The other lesson we need to take from the above HIPAA breach notification is that we shouldn’t be so quick to judge an organization that proactively discovers a breach. If we’re too punitive with healthcare organizations that find and effectively address a breach like this, then organizations will stop finding and reporting these issues. We should want healthcare organizations that have a culture and privacy and security. Part of that culture is that they’re going to sometimes catch bad actors which they need to correct.

Healthcare IT software like EHRs have a great ability to track everything that’s done and they’re only going to get better at doing it. That’s a good thing and healthcare information security and privacy will benefit from it. We should encourage rather than ridicule organizations like the one mentioned above for their proactive efforts to take care of the privacy of their patients’ information. I hope we see more organizations like Sutter Health who take a proactive approach to the security and privacy of healthcare information.

About the author

John Lynn

John Lynn

John Lynn is the Founder of the HealthcareScene.com, a network of leading Healthcare IT resources.
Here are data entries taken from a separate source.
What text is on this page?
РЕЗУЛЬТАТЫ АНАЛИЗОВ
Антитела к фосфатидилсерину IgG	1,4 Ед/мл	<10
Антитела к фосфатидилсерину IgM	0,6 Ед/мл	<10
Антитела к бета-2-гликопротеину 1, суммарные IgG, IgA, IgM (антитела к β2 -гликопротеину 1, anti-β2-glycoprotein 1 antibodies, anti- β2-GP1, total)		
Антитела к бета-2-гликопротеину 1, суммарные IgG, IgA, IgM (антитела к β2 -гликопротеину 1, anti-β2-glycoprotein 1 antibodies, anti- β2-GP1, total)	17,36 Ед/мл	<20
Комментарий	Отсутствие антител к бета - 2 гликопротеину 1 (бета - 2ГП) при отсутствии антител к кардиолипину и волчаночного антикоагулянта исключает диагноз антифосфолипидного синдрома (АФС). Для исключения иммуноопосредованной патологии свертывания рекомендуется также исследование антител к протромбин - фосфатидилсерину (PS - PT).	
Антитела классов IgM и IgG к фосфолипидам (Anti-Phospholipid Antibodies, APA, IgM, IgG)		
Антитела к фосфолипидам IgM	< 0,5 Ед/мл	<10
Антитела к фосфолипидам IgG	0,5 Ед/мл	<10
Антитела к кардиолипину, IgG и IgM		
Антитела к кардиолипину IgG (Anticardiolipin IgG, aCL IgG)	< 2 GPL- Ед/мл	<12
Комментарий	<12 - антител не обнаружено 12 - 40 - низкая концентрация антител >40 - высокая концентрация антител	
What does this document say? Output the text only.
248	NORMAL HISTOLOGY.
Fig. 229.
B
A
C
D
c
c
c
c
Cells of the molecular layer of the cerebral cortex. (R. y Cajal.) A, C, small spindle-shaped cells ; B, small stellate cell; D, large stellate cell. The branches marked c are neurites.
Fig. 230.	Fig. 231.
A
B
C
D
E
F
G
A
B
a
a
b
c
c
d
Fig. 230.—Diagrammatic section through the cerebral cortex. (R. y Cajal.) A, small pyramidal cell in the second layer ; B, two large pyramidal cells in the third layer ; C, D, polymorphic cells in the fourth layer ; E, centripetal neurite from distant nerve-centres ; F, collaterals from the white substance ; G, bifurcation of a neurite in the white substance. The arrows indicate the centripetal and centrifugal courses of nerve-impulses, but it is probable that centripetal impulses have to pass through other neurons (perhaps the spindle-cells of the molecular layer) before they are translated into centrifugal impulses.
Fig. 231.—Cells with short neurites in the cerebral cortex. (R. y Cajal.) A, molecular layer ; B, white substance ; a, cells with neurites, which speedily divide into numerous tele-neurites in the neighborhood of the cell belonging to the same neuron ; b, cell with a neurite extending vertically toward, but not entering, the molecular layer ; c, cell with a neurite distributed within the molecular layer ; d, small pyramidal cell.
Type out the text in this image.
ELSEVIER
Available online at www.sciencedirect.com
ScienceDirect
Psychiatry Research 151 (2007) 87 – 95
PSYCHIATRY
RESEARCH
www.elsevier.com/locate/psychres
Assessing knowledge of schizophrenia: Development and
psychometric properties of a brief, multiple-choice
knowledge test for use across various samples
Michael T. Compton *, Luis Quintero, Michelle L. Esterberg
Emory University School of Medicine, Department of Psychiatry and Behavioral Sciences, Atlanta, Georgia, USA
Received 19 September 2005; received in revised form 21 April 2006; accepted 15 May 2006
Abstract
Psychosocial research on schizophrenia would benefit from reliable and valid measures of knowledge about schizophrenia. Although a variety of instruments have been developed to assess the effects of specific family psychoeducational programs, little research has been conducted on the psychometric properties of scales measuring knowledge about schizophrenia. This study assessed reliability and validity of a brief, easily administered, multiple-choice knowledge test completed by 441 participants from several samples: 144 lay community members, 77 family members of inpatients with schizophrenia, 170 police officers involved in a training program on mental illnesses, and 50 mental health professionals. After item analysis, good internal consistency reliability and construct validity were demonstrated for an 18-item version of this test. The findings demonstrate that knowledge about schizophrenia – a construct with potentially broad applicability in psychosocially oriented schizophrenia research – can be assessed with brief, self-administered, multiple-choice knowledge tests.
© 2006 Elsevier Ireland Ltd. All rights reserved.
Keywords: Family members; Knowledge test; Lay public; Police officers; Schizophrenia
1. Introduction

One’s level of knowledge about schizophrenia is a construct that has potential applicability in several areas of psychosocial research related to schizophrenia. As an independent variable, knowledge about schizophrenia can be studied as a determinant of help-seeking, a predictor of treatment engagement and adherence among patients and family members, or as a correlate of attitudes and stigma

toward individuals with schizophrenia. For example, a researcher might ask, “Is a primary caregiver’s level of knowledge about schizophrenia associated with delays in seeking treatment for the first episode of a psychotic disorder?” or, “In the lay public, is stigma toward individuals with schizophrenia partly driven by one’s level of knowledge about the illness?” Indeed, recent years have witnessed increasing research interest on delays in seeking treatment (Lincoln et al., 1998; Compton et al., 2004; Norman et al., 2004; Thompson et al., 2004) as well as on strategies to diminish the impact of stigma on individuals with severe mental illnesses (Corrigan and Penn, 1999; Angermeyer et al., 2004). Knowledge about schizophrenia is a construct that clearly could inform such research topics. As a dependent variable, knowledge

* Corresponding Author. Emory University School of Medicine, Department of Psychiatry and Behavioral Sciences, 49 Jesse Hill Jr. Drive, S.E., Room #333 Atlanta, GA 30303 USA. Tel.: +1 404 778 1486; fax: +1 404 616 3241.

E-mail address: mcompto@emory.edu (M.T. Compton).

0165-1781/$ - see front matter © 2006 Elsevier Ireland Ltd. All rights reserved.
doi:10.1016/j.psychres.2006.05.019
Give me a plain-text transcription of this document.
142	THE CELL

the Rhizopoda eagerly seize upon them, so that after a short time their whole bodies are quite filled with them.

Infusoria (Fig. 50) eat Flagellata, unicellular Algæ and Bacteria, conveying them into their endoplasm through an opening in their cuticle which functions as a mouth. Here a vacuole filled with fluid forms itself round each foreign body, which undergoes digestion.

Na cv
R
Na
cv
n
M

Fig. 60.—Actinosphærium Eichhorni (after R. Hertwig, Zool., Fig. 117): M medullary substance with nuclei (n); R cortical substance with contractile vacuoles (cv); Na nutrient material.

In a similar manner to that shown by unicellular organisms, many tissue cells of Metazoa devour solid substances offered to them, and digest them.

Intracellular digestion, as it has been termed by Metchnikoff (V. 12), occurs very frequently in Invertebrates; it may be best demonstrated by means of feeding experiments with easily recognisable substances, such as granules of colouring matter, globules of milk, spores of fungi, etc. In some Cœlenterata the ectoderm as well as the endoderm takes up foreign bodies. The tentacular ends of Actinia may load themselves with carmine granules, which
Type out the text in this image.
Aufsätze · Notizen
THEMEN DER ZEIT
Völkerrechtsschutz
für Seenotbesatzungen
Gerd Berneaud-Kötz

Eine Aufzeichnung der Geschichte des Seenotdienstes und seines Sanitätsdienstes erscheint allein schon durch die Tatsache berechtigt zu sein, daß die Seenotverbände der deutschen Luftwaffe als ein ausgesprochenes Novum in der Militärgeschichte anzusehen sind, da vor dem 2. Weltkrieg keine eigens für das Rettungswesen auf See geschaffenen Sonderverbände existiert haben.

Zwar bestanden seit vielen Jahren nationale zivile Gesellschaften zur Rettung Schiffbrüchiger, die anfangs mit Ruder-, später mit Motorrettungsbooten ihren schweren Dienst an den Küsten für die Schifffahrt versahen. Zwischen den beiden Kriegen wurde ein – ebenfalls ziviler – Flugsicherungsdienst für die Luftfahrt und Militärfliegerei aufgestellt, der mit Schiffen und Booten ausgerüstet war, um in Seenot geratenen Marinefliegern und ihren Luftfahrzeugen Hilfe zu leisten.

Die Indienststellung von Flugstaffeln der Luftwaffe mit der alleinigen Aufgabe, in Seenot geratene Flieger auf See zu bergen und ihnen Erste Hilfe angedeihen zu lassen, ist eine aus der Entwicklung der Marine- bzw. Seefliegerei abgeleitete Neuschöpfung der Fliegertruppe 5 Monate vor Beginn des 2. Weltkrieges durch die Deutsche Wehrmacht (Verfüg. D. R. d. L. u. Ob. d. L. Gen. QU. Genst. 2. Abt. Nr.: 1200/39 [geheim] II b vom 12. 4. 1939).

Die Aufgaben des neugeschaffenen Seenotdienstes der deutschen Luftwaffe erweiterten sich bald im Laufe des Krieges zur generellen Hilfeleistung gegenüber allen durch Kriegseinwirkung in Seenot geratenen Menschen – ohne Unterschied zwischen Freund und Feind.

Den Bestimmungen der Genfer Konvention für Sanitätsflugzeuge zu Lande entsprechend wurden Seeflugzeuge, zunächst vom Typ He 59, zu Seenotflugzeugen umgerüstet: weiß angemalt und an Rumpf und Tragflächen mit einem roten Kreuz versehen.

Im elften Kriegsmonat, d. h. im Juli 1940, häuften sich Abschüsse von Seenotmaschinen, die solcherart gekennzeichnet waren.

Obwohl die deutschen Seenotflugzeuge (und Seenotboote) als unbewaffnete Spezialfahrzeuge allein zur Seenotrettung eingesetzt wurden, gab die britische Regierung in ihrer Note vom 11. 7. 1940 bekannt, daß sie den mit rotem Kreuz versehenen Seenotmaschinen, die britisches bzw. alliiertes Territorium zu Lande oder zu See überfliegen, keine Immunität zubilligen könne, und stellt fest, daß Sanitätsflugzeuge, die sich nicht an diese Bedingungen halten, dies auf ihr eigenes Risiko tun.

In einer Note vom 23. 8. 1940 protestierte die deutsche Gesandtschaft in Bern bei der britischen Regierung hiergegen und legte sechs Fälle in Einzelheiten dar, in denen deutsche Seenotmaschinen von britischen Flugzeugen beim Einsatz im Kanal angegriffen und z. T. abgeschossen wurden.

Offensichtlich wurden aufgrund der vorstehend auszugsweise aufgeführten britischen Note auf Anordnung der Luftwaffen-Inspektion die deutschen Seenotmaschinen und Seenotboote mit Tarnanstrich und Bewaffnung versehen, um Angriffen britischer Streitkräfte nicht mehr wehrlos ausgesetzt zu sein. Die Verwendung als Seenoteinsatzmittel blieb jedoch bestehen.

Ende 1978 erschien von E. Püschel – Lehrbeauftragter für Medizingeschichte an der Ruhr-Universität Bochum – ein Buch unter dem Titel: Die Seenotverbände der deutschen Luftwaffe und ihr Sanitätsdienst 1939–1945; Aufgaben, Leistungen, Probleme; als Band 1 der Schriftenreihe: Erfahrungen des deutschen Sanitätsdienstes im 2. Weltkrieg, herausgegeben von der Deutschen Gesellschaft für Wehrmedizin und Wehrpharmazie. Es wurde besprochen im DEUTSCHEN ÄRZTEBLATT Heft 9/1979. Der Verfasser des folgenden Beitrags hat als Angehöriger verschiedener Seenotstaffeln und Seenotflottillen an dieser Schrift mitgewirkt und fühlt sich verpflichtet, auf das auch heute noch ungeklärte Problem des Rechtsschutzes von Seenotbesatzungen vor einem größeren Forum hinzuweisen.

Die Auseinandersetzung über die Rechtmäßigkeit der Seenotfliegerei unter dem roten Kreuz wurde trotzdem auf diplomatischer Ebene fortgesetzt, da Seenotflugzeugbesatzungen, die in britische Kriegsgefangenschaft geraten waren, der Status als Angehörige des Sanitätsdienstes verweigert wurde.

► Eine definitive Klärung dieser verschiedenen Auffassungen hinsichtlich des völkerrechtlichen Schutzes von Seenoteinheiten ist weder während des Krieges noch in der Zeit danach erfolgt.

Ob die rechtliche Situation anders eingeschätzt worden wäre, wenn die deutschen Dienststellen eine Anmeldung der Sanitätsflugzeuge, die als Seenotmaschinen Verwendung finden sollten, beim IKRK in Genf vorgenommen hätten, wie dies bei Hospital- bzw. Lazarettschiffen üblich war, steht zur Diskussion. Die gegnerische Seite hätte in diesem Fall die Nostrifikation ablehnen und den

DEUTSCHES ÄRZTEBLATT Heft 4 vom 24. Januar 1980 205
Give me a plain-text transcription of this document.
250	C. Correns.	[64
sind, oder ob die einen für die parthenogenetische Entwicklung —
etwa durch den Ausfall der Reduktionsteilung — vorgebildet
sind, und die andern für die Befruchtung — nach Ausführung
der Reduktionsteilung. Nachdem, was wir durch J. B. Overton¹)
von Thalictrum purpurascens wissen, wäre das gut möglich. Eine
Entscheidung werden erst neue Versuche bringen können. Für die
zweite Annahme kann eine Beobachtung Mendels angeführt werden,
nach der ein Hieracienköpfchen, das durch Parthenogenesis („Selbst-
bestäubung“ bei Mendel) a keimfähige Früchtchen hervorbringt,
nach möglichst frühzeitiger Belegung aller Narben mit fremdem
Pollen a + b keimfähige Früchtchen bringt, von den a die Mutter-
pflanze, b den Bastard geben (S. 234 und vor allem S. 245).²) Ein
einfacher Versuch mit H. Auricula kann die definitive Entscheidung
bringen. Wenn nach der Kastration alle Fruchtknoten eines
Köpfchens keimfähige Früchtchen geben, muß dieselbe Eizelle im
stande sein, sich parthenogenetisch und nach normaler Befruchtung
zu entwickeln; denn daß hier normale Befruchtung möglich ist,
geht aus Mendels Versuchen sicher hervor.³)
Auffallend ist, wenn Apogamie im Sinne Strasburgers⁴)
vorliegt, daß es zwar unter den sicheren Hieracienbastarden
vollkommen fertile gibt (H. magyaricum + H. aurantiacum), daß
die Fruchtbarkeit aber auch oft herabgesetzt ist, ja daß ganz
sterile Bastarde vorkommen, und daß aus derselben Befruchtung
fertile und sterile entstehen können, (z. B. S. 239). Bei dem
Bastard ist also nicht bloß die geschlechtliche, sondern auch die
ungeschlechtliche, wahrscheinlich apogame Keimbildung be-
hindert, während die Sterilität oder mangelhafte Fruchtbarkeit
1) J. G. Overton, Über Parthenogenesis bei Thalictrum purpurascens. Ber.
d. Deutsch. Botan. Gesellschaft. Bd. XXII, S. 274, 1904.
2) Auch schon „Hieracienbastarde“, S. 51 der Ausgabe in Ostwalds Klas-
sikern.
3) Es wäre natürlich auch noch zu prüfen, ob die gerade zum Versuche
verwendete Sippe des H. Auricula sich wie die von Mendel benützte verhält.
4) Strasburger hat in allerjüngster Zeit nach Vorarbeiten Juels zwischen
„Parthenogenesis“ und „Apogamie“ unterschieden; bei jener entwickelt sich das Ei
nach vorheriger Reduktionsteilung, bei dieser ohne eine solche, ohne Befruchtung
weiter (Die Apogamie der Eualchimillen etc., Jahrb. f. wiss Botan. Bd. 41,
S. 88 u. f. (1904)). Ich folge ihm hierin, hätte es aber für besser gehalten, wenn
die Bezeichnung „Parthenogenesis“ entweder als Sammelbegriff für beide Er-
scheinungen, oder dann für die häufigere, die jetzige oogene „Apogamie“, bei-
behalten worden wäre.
The flagship blog, Healthcare IT Today, contains over 13,000 articles with over half of the articles written by John. These EMR and Healthcare IT related articles have been viewed over 20 million times.

John manages Healthcare IT Central, the leading career Health IT job board. He also organizes the first of its kind conference and community focused on healthcare marketing, Healthcare and IT Marketing Conference, and a healthcare IT conference, EXPO.health, focused on practical healthcare IT innovation. John is an advisor to multiple healthcare IT companies. John is highly involved in social media, and in addition to his blogs can be found on Twitter: @techguy.

6 Comments

  • John, as you note, this is indeed a HIPAA violation, and provider organizations need to be more vigilant about setting access limits, and automated audit and alert systems, in order to mitigate risk (though of course it’s impossible to eliminate risk entirely). In most situations there should be a way of building a rule that would identify access of records by a particular workforce member that is not likely to be tied to a permitted purpose. More than a handful of these and an alarm should go off somewhere — without 844 records being accessed inappropriately. Can we drive this number down to zero? Impossible. Can we drive it down to 12? Sure. Does it cost money? Of course. Is it cheaper than dealing with a breach of 844 records (or Anthem’s 80 million)? Yes. Lots.

  • Good point about reducing the number. No doubt, the number of violations is going to play a key role in determining any punishment. I think we will get better and move that number to 12 as you suggest. Although, if we are too punitive with proactive cases like this, then I don’t think we’ll get there.

  • Also, what is or is not authorized? If, for instance, the employee is trolling through patient records trying to find something to misuse, that is clearly NOT. But if new employee, for instance, is just practicing retrieving info to better prepare for real need, is that still wrong? Shouldn’t there be some sort of either criminal intent or ‘fooling around’ issue to consider it wrong?

    Ron

  • R Troy,
    The system should take that into account. Although, someone practicing on the system should do it on a test system. Plus, you could make the case that it’s necessary for your work for you to access some records as part of training. That would be part of work responsibilities. Although, it could be avoided with a test system.

  • John,

    Wherever possible practice should be on a test system – if one exists. There should certainly be clear rules about use not specifically related to actual tasks and patient care duties. Intent, of course, is crucial, but good intent does not always work out as acceptable. But what is allowed should to some degree also be system rule driven; a given user should only physically have access to what he or she needs, all access and all changes should be logged.